Frankfurter Allgemeine Sonntagszeitung, 02. März 2003

José Ramos-Horta: Die Gewalt ist der Preis der Freiheit -Ohne den Willen zum Waffengang droht im Irak ein Friedhofsfriede

Oft erwische ich mich dabei, wie ich zähle, wie viele von uns noch übrig sind. Vor nicht allzu langer Zeit saßen meine beiden noch lebenden Brüder und ich eines Morgens beim Kaffee – und ich zählte wieder: Sieben Brüder und fünf Schwestern waren wir, eine von vielen Großfamilien in diesem kleinen katholischen Land Ost-Timor.

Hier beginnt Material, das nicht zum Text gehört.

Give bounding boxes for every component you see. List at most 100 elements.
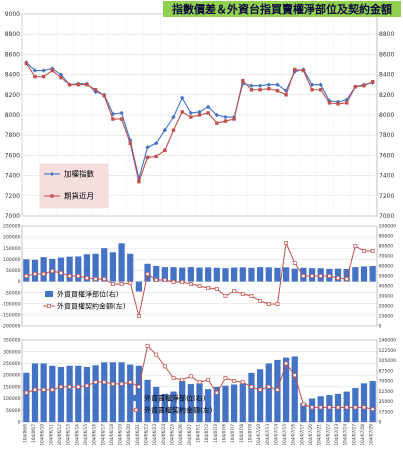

Einer meiner Brüder starb, als er noch ein Säugling war. Antonio, unser ältester Bruder, starb 1992, weil er keine ausreichende medizinische Hilfe erhielt. Drei Geschwister wurden getötet im langen Konflikt mit Indonesien. Eine jüngere Schwester, Maria Ortencia, starb am 19. Dezember 1978. Die Rakete einer „OV-10 Bronco“ tötete sie. Dieses Propellerflugzeug hatten die Vereinigten Staaten an Indonesien verkauft. Begraben wurde sie auf einem majestätischen Berggipfel. Die einfachen Leute der Gegend kümmerten sich um ihr Grab.

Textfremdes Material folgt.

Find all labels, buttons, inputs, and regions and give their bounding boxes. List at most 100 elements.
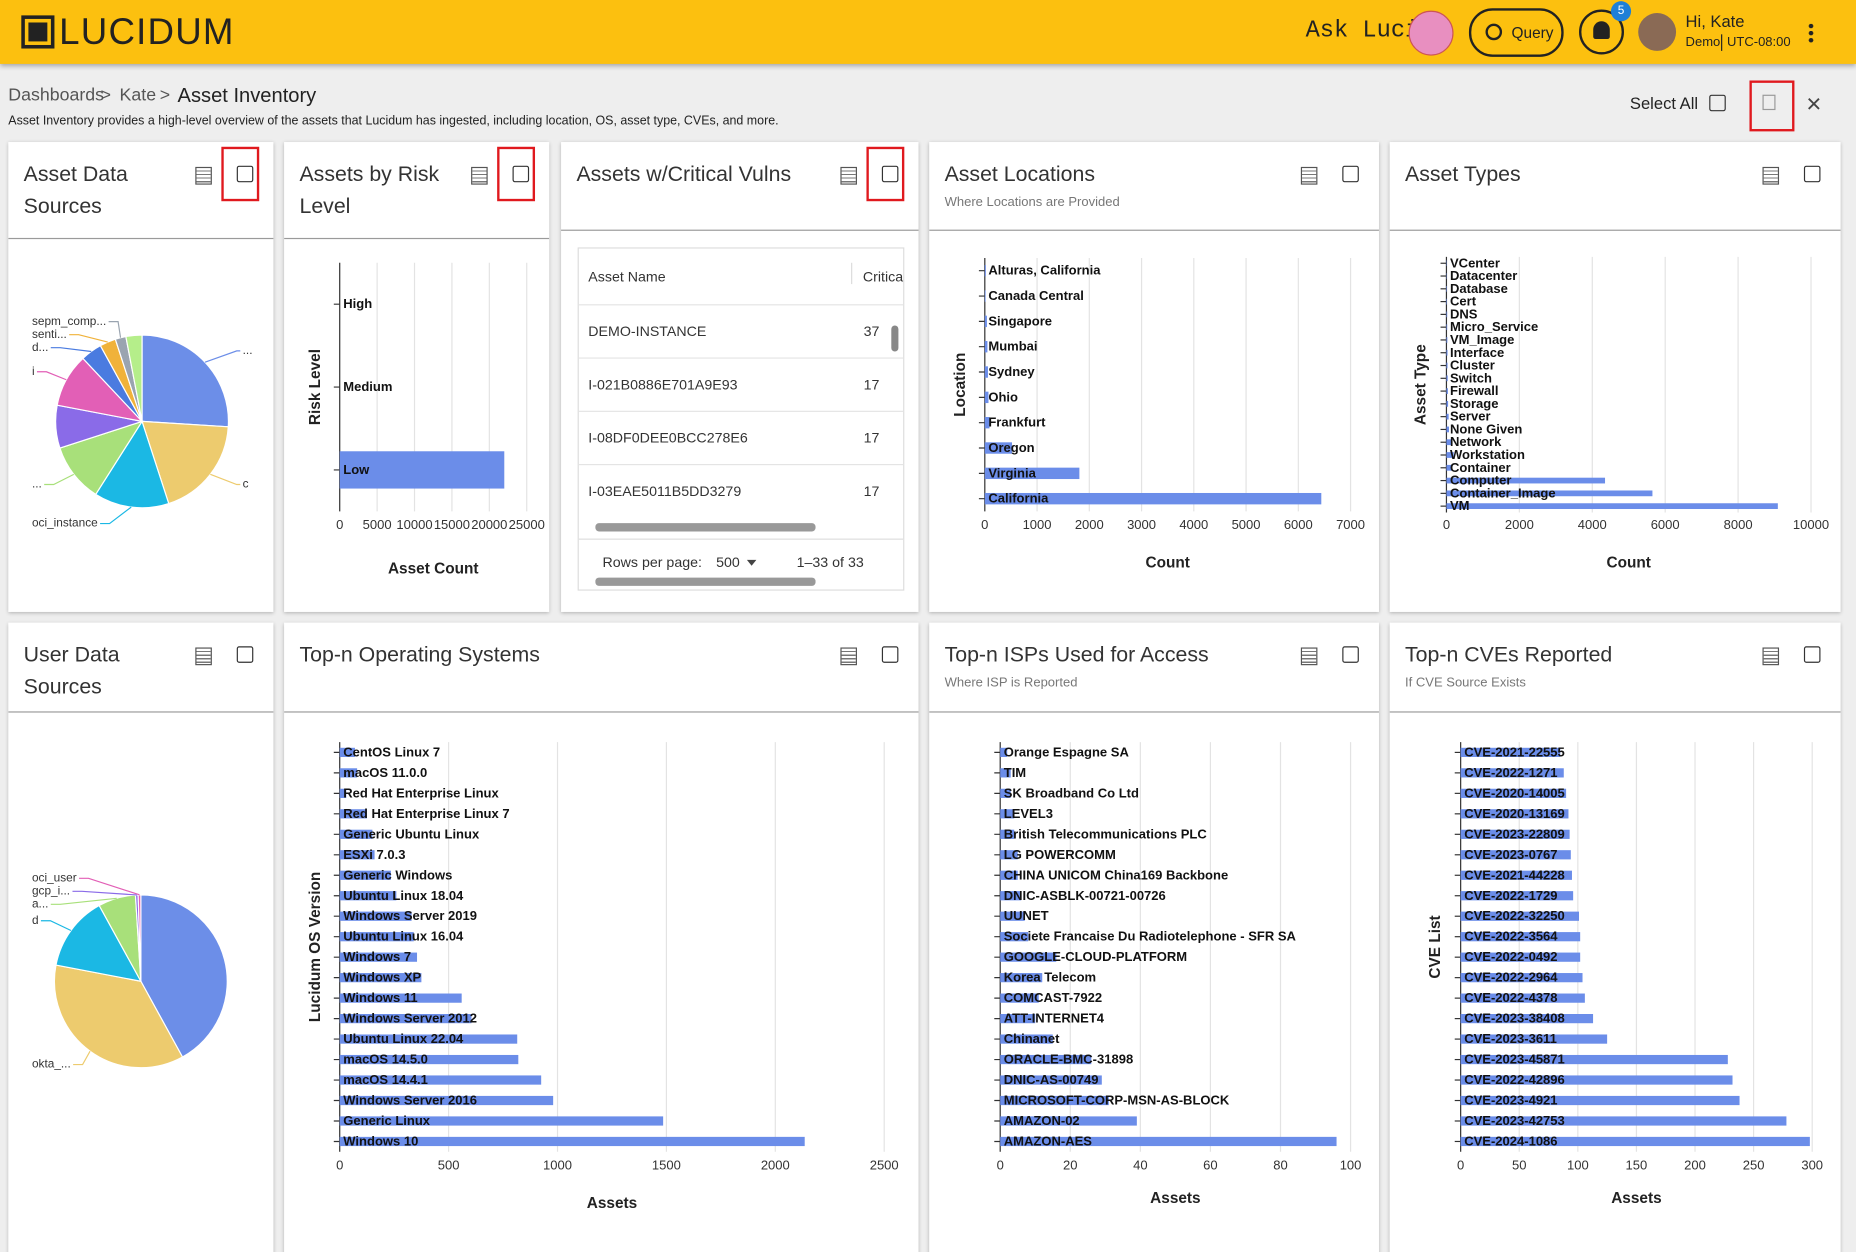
panel-divider bbox=[1389, 711, 1841, 713]
pie-label: i bbox=[32, 364, 35, 378]
panel-divider bbox=[561, 229, 919, 231]
list-view-button[interactable] bbox=[1300, 647, 1318, 666]
notifications-button[interactable] bbox=[1579, 9, 1624, 55]
list-view-button[interactable] bbox=[195, 166, 212, 185]
chart: 0 1000 2000 3000 4000 5000 6000 7000 Alturas, Ca… bbox=[952, 258, 1365, 571]
panel-divider bbox=[1389, 229, 1841, 231]
pie-slice bbox=[141, 334, 230, 428]
x-tick-label: 4000 bbox=[1179, 517, 1208, 532]
bar bbox=[339, 747, 355, 758]
category-label: Container bbox=[1450, 460, 1511, 475]
panel: Asset Types 0 2000 4000 6000 8000 10000 VCenter… bbox=[1389, 142, 1841, 612]
pie-label: d... bbox=[32, 340, 48, 354]
panel-checkbox[interactable] bbox=[1342, 646, 1359, 663]
x-tick-label: 200 bbox=[1684, 1157, 1706, 1172]
category-label: macOS 14.4.1 bbox=[343, 1072, 428, 1087]
panel-checkbox[interactable] bbox=[881, 646, 899, 663]
select-all-checkbox[interactable] bbox=[1709, 94, 1726, 112]
bar bbox=[1460, 829, 1570, 839]
bar bbox=[1000, 1054, 1092, 1065]
x-tick-label: 5000 bbox=[1232, 517, 1261, 532]
pie-label: ... bbox=[32, 477, 42, 491]
list-view-button[interactable] bbox=[840, 647, 857, 666]
category-label: CVE-2022-42896 bbox=[1464, 1072, 1565, 1087]
x-tick-label: 50 bbox=[1512, 1157, 1526, 1172]
list-view-button[interactable] bbox=[1300, 166, 1318, 185]
category-label: Windows 11 bbox=[343, 990, 417, 1005]
category-label: Generic Ubuntu Linux bbox=[343, 826, 480, 841]
bar bbox=[1000, 1034, 1053, 1044]
panel-checkbox[interactable] bbox=[881, 165, 899, 183]
pie-label: c bbox=[243, 477, 249, 491]
x-tick-label: 8000 bbox=[1724, 517, 1753, 532]
bar bbox=[1000, 747, 1008, 758]
list-view-button[interactable] bbox=[1762, 647, 1780, 666]
divider bbox=[1721, 34, 1723, 51]
rows-per-page-select[interactable]: 500 bbox=[716, 553, 740, 571]
x-axis-title: Count bbox=[1607, 554, 1651, 571]
close-button[interactable]: × bbox=[1806, 88, 1822, 119]
leader-line bbox=[72, 890, 137, 896]
panel: Asset Data Sources oci_instance... i d... se… bbox=[8, 142, 274, 612]
luci-avatar[interactable] bbox=[1408, 10, 1454, 56]
category-label: CVE-2023-22809 bbox=[1464, 826, 1565, 841]
x-tick-label: 0 bbox=[1443, 517, 1450, 532]
user-avatar[interactable] bbox=[1638, 13, 1677, 51]
category-label: MICROSOFT-CORP-MSN-AS-BLOCK bbox=[1004, 1093, 1230, 1108]
y-axis-title: Asset Type bbox=[1413, 344, 1430, 425]
panel-title: Asset Types bbox=[1405, 162, 1521, 186]
greeting: Hi, Kate bbox=[1685, 11, 1745, 31]
bar bbox=[1460, 993, 1585, 1003]
bar bbox=[1446, 439, 1452, 446]
category-label: GOOGLE-CLOUD-PLATFORM bbox=[1004, 949, 1187, 964]
list-view-button[interactable] bbox=[1762, 166, 1780, 185]
bar bbox=[339, 891, 397, 901]
row-divider bbox=[578, 357, 904, 359]
panel-title: Assets by Risk Level bbox=[299, 162, 440, 218]
bar bbox=[1000, 768, 1011, 778]
org-name: Demo bbox=[1685, 35, 1721, 50]
y-axis-title: Location bbox=[952, 353, 969, 417]
query-button[interactable]: Query bbox=[1468, 8, 1564, 57]
top-bar: LUCIDUM Ask Luci: Query 5 Hi, Kate Demo … bbox=[0, 0, 1856, 64]
panel-checkbox[interactable] bbox=[236, 646, 254, 663]
pie-label: oci_user bbox=[32, 870, 77, 884]
column-header[interactable]: Critica bbox=[862, 268, 904, 286]
category-label: Windows XP bbox=[343, 970, 421, 985]
pie-label: okta_... bbox=[32, 1057, 71, 1071]
breadcrumb-link[interactable]: Kate bbox=[119, 85, 157, 106]
leader-line bbox=[108, 321, 122, 338]
breadcrumb-link[interactable]: Dashboards bbox=[8, 85, 105, 106]
menu-button[interactable] bbox=[1808, 22, 1814, 43]
x-tick-label: 10000 bbox=[396, 517, 432, 532]
category-label: AMAZON-AES bbox=[1004, 1134, 1093, 1149]
bar bbox=[1000, 1013, 1036, 1024]
panel-checkbox[interactable] bbox=[236, 165, 254, 183]
bar bbox=[1460, 747, 1561, 758]
highlight-box bbox=[866, 146, 905, 202]
x-tick-label: 6000 bbox=[1651, 517, 1680, 532]
column-header[interactable]: Asset Name bbox=[588, 268, 666, 286]
leader-line bbox=[44, 473, 75, 486]
pie-slice bbox=[140, 894, 228, 1058]
panel-checkbox[interactable] bbox=[1803, 646, 1821, 663]
chart: okta_... d a...gcp_i...oci_user bbox=[32, 870, 228, 1071]
category-label: CHINA UNICOM China169 Backbone bbox=[1004, 867, 1228, 882]
copy-button[interactable] bbox=[1762, 94, 1776, 111]
panel-checkbox[interactable] bbox=[512, 165, 530, 183]
bar bbox=[1000, 973, 1043, 983]
bar bbox=[984, 492, 1322, 505]
logo-text[interactable]: LUCIDUM bbox=[59, 10, 235, 53]
list-view-button[interactable] bbox=[471, 166, 488, 185]
x-tick-label: 3000 bbox=[1127, 517, 1156, 532]
panel-divider bbox=[929, 229, 1379, 231]
panel-checkbox[interactable] bbox=[1342, 165, 1359, 183]
x-axis-title: Count bbox=[1145, 554, 1189, 571]
list-view-button[interactable] bbox=[195, 647, 212, 666]
bar bbox=[984, 340, 988, 353]
panel-checkbox[interactable] bbox=[1803, 165, 1821, 183]
x-tick-label: 500 bbox=[438, 1157, 460, 1172]
category-label: CVE-2023-38408 bbox=[1464, 1011, 1565, 1026]
list-view-button[interactable] bbox=[840, 166, 857, 185]
bar bbox=[339, 850, 375, 860]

Es zerriß mir fast das Herz, als im vergangenen September ihr provisorisches Grab geöffnet wurde. Ich hatte meine Schwester zuletzt gesehen, da war sie achtzehn Jahre alt. Nach der Exhumierung sah ich, daß der Hinterkopf und eine Gesichtshälfte weggeschossen waren. Sie muß auf der Stelle tot gewesen sein. Wir begruben sie auf dem Friedhof der Hauptstadt Dili. Unsere Brüder Nuno und Guilherme waren 1977 von indonesischen Soldaten erschossen worden. Wir wissen nur wenig über den Ort, wo es passierte – und haben keine Hoffnung, ihre sterblichen Überreste würdevoll bestatten zu können.

In meinem Land gibt es kaum eine Familie, die nicht einen ihrer Liebsten verloren hätte. Viele Familien wurden während der indonesischen Besatzung und des Widerstandskampfes ausgelöscht. Die Vereinigten Staaten und andere westliche Länder trugen bei zu dieser Tragödie. Manche sind verantwortlich, weil sie Indonesien Militärhilfe gewährten. Andere machten sich der Komplizenschaft schuldig, weil sie gleichgültig blieben oder schwiegen. Und dennoch haben alle ihre Fehler wettgemacht. 1999 half eine Friedenstruppe der Vereinten Nationen Ost-Timor, seine Unabhängigkeit zu wahren, und sie beschützte seine Menschen. Wir sind jetzt ein freies Land.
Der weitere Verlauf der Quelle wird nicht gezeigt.